0

Okay, so I've been utilizing HTML tidy to convert regular HTML webpages into XHTML suitable for parsing. The problem is the test page I saved in firefox had its html apparently somewhat precleaned by firefox during saving, call this File F. Html tidy works fine on file F, but fails on the raw data written to a file via .NET (file N). Html tidy is complaining about form tags being intermixed with table tags. The Html isn't mine so I can't just fix the source.

How do I clean up file N enough so that it can be run through Html tidy? Is there a standard way of hooking into Firefox (completely programmically without having to use mouse or keyboard) or another tool that will apply extra fixes to the html?

Peter Smith
  • 849
  • 2
  • 11
  • 28

2 Answers2

1

I had been using HTML tidy for some time, but then found that I was getting better results from TagSoup.

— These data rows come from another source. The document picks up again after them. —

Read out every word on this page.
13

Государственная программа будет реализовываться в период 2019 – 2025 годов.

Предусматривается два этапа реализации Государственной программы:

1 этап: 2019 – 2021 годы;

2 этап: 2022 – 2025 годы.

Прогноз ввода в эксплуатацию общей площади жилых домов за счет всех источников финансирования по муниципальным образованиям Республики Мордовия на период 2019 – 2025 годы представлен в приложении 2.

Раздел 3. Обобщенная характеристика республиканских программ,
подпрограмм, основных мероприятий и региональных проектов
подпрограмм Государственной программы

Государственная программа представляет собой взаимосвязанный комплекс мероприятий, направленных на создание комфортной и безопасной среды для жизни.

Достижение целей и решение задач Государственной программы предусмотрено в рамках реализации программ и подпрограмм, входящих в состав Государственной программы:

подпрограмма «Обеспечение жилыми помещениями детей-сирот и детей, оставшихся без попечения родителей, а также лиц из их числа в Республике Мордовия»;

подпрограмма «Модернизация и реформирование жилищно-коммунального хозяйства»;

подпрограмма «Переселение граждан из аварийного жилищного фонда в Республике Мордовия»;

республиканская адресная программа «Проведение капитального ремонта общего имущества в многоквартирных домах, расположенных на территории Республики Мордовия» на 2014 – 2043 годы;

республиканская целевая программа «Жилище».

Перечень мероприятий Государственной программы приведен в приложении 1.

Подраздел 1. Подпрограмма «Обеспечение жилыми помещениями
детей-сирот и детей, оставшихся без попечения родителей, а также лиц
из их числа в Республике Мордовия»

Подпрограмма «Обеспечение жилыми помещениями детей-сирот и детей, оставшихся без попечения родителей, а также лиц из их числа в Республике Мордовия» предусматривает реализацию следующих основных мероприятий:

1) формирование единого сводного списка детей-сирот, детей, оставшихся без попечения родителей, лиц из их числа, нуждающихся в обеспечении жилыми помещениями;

It can be used as a JAXP parser, converting non-wellformed HTML on the fly. I usually let it parse the input for Saxon XQuery transformations.

But it can also be used as a stand-alone utility, as an executable jar.

Gunther
  • 5,146
  • 1
  • 24
  • 35
0

I wound up using SendKeys in C# and importing functions from user32.dll to set Firefox as the active window after launching it to the website I wanted (file:///myfilepathhere/).

SendKeys seemed to require running a windowed program, so I also added another executable which performs actions in its form_load() method.

By using alt+f, down six times, enter, wait for a bit, type full path file name, enter (twice) and then killing firefox, I was able to automate firefox's ability to clean some html up.

Peter Smith
  • 849
  • 2
  • 11
  • 28